In some cases the hand pump had a rigid threaded connection directly to the gas line nipple on the coupler body, and it projected sidewardly from the coupler, coaxially with that nipple. Such an installation, although relatively convenient and inexpensive, had the significant disadvantage that the pump acted as a lever by which very large upward bending forces could be exerted upon the bayonet connection lugs that projected into the coupler well in the keg. It often happened that these lugs were bent up during use of a picnic coupler. Sometimes their deformation was not noticed when the keg was returned to the brewery, and the defective keg was unwittingly delivered to a purchaser who found himself unable to tap it.
To avoid the possibility of such damage to cooperage some picnic couplers have been furnished with a separate hand pump that was mounted on the tapped keg by means of a special bracket and was connected to the gas passage nipple of the coupler unit by means of a hose or the like. Provision of such an assembly of course involved the cost of the bracket and the hose in addition to the rather substantial cost of the hand pump and the coupler unit.
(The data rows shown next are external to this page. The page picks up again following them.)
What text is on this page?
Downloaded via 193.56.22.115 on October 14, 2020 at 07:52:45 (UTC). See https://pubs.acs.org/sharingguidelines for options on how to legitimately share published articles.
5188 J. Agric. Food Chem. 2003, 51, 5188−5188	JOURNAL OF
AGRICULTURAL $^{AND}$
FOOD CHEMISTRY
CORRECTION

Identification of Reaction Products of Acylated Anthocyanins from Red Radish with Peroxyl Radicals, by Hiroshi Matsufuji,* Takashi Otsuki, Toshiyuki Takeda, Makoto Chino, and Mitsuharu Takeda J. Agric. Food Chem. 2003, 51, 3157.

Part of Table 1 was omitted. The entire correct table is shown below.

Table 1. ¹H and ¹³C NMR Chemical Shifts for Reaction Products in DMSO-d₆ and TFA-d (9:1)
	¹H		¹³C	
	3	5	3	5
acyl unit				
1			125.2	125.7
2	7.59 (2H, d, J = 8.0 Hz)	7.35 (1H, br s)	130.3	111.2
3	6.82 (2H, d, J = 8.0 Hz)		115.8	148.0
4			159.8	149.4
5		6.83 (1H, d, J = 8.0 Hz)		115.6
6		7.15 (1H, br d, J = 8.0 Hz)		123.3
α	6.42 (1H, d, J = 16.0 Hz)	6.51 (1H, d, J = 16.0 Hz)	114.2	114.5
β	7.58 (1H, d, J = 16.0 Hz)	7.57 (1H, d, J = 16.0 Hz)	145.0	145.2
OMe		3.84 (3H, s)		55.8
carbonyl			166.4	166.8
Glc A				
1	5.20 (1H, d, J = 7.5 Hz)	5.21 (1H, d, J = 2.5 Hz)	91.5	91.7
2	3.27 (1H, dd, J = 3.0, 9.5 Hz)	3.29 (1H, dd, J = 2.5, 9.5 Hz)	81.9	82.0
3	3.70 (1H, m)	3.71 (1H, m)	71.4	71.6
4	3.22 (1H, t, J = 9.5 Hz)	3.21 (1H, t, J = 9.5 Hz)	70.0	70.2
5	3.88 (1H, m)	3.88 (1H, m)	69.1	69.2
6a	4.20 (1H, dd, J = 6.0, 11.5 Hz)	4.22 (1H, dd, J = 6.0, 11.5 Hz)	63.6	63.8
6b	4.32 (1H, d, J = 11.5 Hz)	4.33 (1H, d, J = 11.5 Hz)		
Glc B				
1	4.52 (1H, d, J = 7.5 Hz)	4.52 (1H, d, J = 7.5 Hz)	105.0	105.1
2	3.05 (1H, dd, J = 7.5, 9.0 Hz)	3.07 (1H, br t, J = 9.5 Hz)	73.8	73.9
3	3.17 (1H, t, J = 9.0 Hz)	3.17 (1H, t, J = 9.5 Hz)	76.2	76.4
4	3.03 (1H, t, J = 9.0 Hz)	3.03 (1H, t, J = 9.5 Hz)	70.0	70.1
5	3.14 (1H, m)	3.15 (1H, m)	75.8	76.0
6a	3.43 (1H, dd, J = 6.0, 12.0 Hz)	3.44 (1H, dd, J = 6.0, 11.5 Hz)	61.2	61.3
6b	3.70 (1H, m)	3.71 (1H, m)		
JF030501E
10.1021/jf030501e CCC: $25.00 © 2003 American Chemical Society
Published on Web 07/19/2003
A third type of heretofore conventional picnic coupler, likewise relatively expensive, was one wherein an elongated device that projected coaxially up from the top of the coupler comprised a hand pump that was more or less integrated with a laterally projecting liquid dispensing outlet near its top. Although offering less possibility for damaging the keg lugs than the laterally projecting pump, substantial lug-deforming leverage could nevertheless be exerted at the upper end of this vertical pump, and the location and orientation of the pump were such that it was somewhat inconvenient to operate.
Whatever its functional advantages and disadvantages, all of this prior picnic coupler equipment posed an economic problem which has always been significant but which has become increasingly severe in recent years. The modified tavern coupler and the hand pump associated with it constituted a package which cost substantially more than the amount of any deposit on it that users could reasonably be expected to pay. Knowing that the equipment was worth more than the deposit, users have often deliberately failed to return the equipment and forfeited the deposit.
Since a beer depot cannot sell keg beer if it requires the purchaser to pay an extremely high deposit on picnic coupler equipment, and it cannot afford to sell keg beer if there are going to be losses from time to time on unreturned equipment, many beer depots have simply stopped selling keg beer.
In addition to the obvious economic detriment to beer depots and breweries, the lack of an inexpensive but satisfactory picnic coupler has resulted in some loss of what is, for many, one of the genuine pleasures of life. Thus the problems posed by the need for a satisfactory picnic coupler have such widespread and substantial impact that if there had been any obvious solution to them, that solution would undoubtedly have come forth long ago.